Sunday, 16 March 2008

Village Cricket: Reasons to be Cheerful

As the village cricket team limbers up in the 'The Walnut Tree' for a new season, there are great hopes for their prospects this year. And with good reason. We have a team of consumate specialists.

For example, Clive 'Sweaty' Pitts is our fast bowler. His great gift is speed. Clive is a vacuum extrusion operator at the new Mid Kent Polyvinyls plant over at Clashing Green. His shift finishes at 9.30 pm, which is four minutes after the last bus from Monkley leaves. If he sprints like the wind and is lucky and the bus is late (which it often is), he can catch it, and so reach the pub an hour before last orders. When he misses it, determined not to lose drinking time, he runs the two miles to the village, flat out. He has been known to overtake the bus on the way. Clive's bowling action is purposeful and unvarying. He favours a long run-up, and the look in his eye as he thunders up to the crease says "You are standing between me and a pint; the choice is yours". Even experienced batsmen quail.

Middle-order batsman Stanley Pallet is ambidextrous. His batting is poor to agricultural, but by switching between left-handed and right-handed on alternate strokes, he quickly exhausts the outfield, who can cover as much as quarter of a mile per over just crossing sides. As a variation, Stan sometimes switches as the bowler starts his run-up, requiring him either to abort his run, or leave the fielders badly misplaced. As a bat Stan is particularly useful when playing for time. In the field, his ambidexterity makes him a demon catcher in the slips.

Then there is Ed Case, bouncer from 'Desdemona's' night-club on the London Road. Eddy's wicket-keeping benefits from his extreme size. Although barely 5'6", he weighs in at 19 stone and has hands like Sussex trugs. Very little gets past him, and when a rare ball does, neither batsman can see how far it has travelled, making the snatching of singles an act of faith. A look from Eddy often persuades visiting umpires that they were, on reflection, mistaken in not giving 'out'.

Rosie Legge's advantage is capitalising on the opposition's natural reluctance to launch their fastest deliveries at a woman. For Rosie is indisputably a woman. In fact, the prospect of sharing the changing room with Rosie is a significant factor in keeping recruitment up. There was some initial difficulty with the League, but they couldn't find anything in the Laws of Cricket which said that a woman should not play in an otherwise male team. In the end they gave way, saving face by insisting that she should wear some additional body armour at the crease. This exaggerates Rosie's already pulchritudinous figure. In the field, we place her at at mid-on in a loose shirt. Opposing batsmen are apt to roll gentle ground shots her way, just to watch her stoop to collect them, which sends their heart rates up and keeps their run rate down.

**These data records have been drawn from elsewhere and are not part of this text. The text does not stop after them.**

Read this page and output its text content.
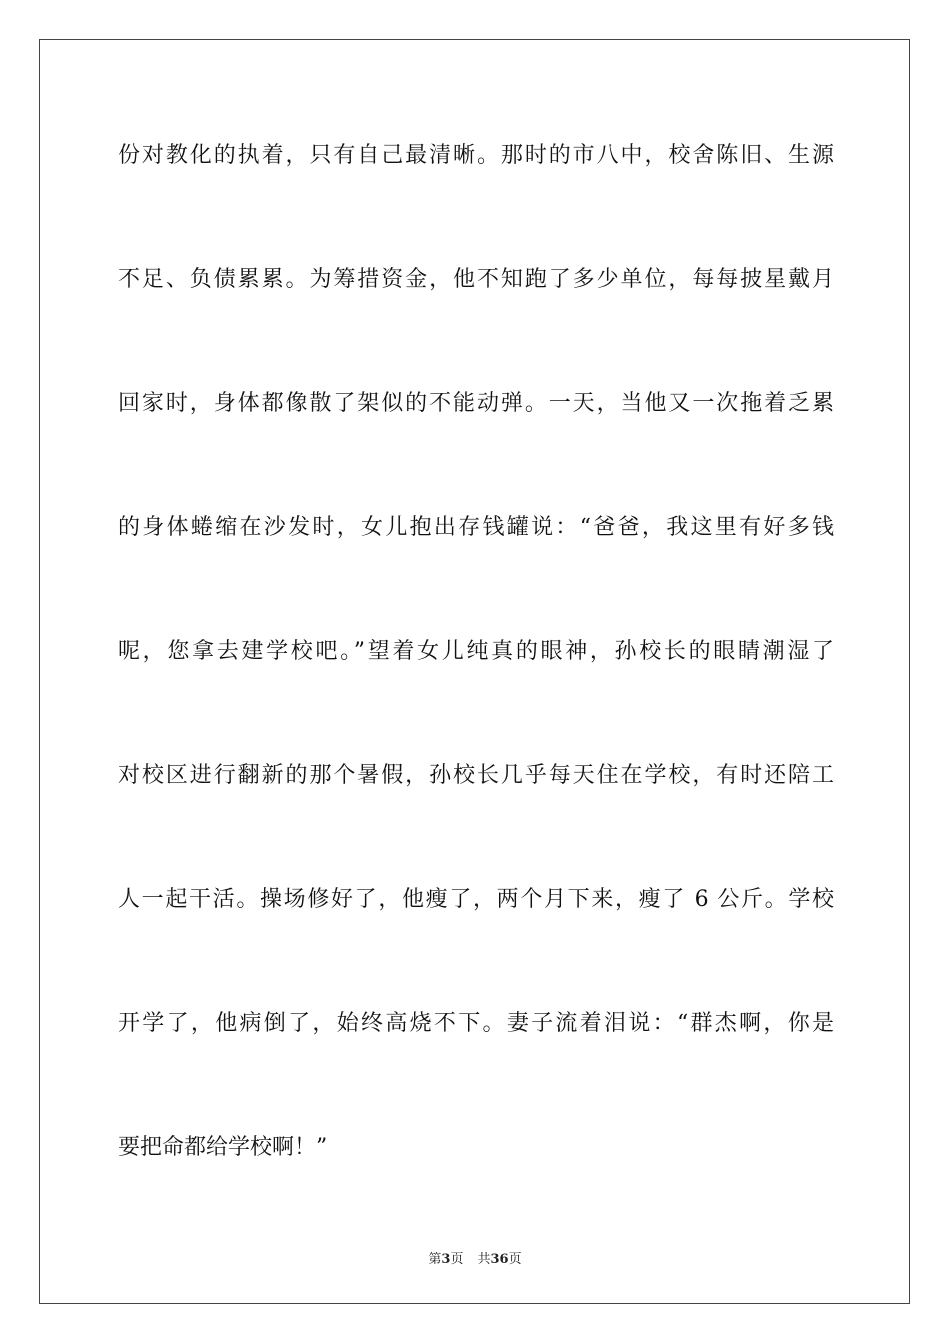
份对教化的执着，只有自己最清晰。那时的市八中，校舍陈旧、生源
不足、负债累累。为筹措资金，他不知跑了多少单位，每每披星戴月
回家时，身体都像散了架似的不能动弹。一天，当他又一次拖着乏累
的身体蜷缩在沙发时，女儿抱出存钱罐说：“爸爸，我这里有好多钱
呢，您拿去建学校吧。”望着女儿纯真的眼神，孙校长的眼睛潮湿了
对校区进行翻新的那个暑假，孙校长几乎每天住在学校，有时还陪工
人一起干活。操场修好了，他瘦了，两个月下来，瘦了 6 公斤。学校
开学了，他病倒了，始终高烧不下。妻子流着泪说：“群杰啊，你是
要把命都给学校啊！”
第3页 共36页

Even the scorer is a secret weapon. Darryl Wright became scorer by accident. Our Chairman, Brigadier 'Tommy' Gunne-Court, overheard him telling a friend at the Summer Fayre Dance in the village hall that he "would give anything to score, just once" and immediately instructed him to report for Saturday's match against Pratts Bottom, under the impression that he was doing the lad a favour. Darryl has never had the courage to wriggle out of it, and is now entering his third season. His mathematical illiteracy and short attention span have proved to be an unexpected advantage. He reacts so slowly, and puts the wrong numbers up so often, that opposition batsmen become seriously distracted by the erratic display on the scorebox, and play with only one eye on the ball. Darryl wears whites for away games, in the hope that girls will think he's one of the team. He hasn't worked out that, a) girls don't watch cricket and, b) he still looks like a knob.

Our first fixture is a pre-season warm-up against Boughton Valence, at home on the 29th. The tearaways from the estate drove all over the pitch in a stolen car after last week's rain, so the wicket is not at its best. Skipper Rob Staples tried to cut and roll the grass with the tractor at the weekend, but his wallet fell out of his back pocket and got shredded by the gang mower. It took him the rest of the day to sellotape £40 in notes back together, so the mowing never got finished.

What with one thing and another, Boughton don't stand a chance.